Gesellschaftliche Veränderungen aufgezeigt
Das zweite Szenario zeigt hingegen, welche gesellschaftlichen Veränderungen der Klimawandel mit sich bringen könnte. Hier wurde beispielsweise sichtbar, welche Auswirkungen die klimabedingten Ertragsänderungen konkret auf arme Bevölkerungsschichten in Afrika oder Südasien hätten und wie viele Menschen dort zusätzlich von Unterernährung und Hunger bedroht wären. „Die Wirkungen sind unterschiedlich. Wenn wir eine gute Wirtschaftsentwicklung auch in den ärmeren Ländern annehmen, sind weniger Menschen von Armut und Unterernährung betroffen, als wenn die Wirtschaftsentwicklung langsamer vonstattengeht“, betont Lotze-Campen.
Nationale Interessen fördern Armut
Auch eine Ausrichtung der Länder auf nationale Interessen würden Armut und Unterernährung fördern, wie eine weitere Simulation zeigt. Die Botschaft ist auch hier klar: „Wenn sich einzelne Länder abschotten, keinen Handel zulassen, dann sind die Auswirkungen des Klimawandels auf die Agrarpreise deutlich stärker, weil es weniger Möglichkeiten zum Ausgleich gibt.“
Entscheidungshilfe für die Politik
Die Zukunftsprojektionen der Potsdamer Forscher können Politiker weltweit in ihren Entscheidungen unterstützen. So fließen die Daten und Publikationen beispielsweise in Weltbankberichte ein oder werden dem Weltklimarat zur Synthese vorgelegt. „Mit diesen Modellen kann man zeigen, in welchen Regionen der Klimawandel möglicherweise stärkere oder weniger starke Effekte auf die landwirtschaftliche Produktivität haben wird“, so Lotze-Campen. Aber auch Züchtern, Landwirten und anderen Unternehmern im Ernährungssektor könnten die Erkenntnisse ein guter Ratgeber sein.

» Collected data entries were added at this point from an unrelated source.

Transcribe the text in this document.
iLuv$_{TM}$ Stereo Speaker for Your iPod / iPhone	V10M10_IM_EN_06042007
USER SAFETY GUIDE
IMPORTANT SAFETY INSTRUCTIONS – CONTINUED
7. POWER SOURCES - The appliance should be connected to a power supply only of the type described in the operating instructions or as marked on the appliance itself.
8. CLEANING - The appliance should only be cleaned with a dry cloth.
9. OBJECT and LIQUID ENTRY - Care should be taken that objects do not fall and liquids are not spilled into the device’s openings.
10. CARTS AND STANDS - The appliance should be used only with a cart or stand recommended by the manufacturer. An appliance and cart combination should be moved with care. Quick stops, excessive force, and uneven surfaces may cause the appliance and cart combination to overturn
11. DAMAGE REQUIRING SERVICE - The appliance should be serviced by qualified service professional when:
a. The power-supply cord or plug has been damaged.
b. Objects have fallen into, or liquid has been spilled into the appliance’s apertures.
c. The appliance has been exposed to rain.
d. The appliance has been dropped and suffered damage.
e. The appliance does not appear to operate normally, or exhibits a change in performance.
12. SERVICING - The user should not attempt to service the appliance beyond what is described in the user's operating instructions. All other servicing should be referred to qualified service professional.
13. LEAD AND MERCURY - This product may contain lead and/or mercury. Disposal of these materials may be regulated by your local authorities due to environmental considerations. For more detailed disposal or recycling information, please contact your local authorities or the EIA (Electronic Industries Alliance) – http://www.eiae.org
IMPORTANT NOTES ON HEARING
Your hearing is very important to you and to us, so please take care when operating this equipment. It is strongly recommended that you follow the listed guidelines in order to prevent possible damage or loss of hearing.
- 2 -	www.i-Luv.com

Die Szenarien zeigen Lotze-Campen zufolge nicht nur, wie wichtig Pflanzenzüchtung und die Entwicklung neuer robuster Sorten sind. Auch effizientere Bewässerungssysteme, die an zunehmende Wasserknappheit in manchen Regionen angepasst sind, könnten die Folgen des Klimawandels für die Landwirtschaft begrenzen. Die wichtigste Botschaft aber ist: „Die Märkte müssen funktionieren. Es dürfen nicht so viele Handelsbarrieren aufgebaut werden. Denn im Zuge des Klimawandels ist mit mehr und häufigeren regionalen Ernteausfällen zu rechnen, und diese können nicht nur mit Technik ausgeglichen werden“, betont Lotze-Campen.
Folgen von Extremwetter simulieren
Als Nächstes wollen die Potsdamer Klimafolgenforscher ihre Simulationen hinsichtlich der sozioökonomischen Entwicklung weiter auf Europa ausdehnen und intensiver extreme Temperatur- und Niederschlagsereignisse sowie deren Folgen analysieren.